Saya tidak sekejam itu kok bilang-bilang putus. Tapi lebih dari itu. 
*Tumis saya, Mak. Tumiiis!

Wana adalah sahabat di kampus sejak kita memutuskan untuk bergabung di sebuah kelas yang sama. Kelas yang dibentuk di FKIP Unsyiah, khusus jurusan Pendidikan MIPA. Kita terpilih dari sekian puluhan yang ikut tes per bidangnya dan dikerucutkan menjadi 25, meski pada akhirnya hanya tinggal 23 orang. Disinilah awal mulanya kita mulai menjalin komunikasi yang intens, sampai saat ini. Awalnya saya ragu-ragu, karena Wana orang Medan bah (meski kini menetap di Banda), tapi Wana yang tulus dan terkadang lucu, kian menarik saya untuk jatuh dalam persahabatan ini. 

“Jadi ada apa telepon-telepon? Qe gak tau aku sibuk?”, saya mengucapkan ini sambil geli-geli.

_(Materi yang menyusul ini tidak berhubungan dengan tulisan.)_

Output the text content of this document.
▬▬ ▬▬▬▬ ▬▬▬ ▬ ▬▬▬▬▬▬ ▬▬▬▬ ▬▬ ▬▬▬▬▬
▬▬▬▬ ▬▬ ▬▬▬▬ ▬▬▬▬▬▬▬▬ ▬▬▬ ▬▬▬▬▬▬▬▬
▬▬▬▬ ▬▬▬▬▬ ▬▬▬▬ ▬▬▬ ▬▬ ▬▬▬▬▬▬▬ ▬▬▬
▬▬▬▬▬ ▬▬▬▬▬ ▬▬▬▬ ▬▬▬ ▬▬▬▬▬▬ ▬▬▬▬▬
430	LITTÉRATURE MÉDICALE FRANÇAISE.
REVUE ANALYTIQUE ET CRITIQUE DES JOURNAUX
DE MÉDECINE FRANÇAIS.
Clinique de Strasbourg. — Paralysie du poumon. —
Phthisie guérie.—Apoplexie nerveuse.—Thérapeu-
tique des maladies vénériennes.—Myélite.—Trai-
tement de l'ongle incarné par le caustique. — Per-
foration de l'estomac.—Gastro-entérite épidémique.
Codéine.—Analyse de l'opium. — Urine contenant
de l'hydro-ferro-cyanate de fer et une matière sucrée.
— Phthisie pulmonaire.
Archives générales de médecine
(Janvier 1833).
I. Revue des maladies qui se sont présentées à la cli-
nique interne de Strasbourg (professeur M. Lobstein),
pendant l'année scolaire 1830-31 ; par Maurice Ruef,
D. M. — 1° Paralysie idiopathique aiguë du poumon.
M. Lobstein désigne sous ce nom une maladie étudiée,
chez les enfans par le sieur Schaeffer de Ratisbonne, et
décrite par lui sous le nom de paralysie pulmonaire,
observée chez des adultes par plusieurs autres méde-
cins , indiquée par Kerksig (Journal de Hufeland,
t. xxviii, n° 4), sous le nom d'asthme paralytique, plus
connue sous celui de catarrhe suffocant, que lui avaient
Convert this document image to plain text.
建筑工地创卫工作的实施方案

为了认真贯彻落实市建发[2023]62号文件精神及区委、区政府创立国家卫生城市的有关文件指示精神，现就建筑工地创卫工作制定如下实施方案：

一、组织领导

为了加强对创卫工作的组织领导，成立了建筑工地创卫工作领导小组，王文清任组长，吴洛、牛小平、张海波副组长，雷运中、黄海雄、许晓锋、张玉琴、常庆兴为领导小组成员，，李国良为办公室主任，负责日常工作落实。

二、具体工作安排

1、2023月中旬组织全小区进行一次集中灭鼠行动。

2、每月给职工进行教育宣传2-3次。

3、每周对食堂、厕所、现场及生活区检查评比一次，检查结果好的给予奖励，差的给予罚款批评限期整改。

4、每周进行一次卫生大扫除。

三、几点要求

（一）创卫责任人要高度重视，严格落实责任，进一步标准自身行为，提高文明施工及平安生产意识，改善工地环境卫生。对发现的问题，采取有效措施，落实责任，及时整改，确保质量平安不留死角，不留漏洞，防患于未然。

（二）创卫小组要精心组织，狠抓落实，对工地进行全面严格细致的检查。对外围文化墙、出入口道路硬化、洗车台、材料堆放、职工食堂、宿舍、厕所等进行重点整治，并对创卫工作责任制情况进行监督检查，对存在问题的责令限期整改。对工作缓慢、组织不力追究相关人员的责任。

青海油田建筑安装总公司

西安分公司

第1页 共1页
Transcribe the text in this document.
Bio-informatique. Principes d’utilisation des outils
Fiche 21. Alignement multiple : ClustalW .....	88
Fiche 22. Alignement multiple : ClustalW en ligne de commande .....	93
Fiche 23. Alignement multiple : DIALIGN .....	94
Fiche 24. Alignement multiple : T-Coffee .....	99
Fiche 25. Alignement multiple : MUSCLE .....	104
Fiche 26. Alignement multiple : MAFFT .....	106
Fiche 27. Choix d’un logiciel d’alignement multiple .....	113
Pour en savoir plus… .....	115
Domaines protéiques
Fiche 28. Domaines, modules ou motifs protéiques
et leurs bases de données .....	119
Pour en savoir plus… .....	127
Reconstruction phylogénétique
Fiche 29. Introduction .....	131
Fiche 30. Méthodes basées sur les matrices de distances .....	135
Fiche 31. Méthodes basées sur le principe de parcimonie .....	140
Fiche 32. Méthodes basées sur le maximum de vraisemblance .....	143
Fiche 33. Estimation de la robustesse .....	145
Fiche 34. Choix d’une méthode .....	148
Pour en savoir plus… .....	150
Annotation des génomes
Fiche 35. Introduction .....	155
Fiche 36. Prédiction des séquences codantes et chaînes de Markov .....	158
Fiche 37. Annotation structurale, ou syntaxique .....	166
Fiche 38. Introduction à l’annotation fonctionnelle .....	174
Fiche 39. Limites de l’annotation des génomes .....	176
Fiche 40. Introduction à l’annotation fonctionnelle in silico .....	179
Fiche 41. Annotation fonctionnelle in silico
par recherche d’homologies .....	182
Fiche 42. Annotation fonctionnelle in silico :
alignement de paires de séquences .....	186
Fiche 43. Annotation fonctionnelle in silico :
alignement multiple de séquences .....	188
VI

“Nggak, aku rencana mau hadiahin qe Al-Quran, mamak aku ada buat syukuran kecil-kecilan kemarin”, jawabnya kini dengan serius. 

“ Alhamdulillah, pas kali. Aku pun sedang butuh Al-Quran kecil biar enak dibawa-bawa.”

Tetoooooot (lagi). 
Saya keceplosan, bilangnya butuh Al-Quran kecil padahal Wana mau hadiahnya...., mari kita simak lagi.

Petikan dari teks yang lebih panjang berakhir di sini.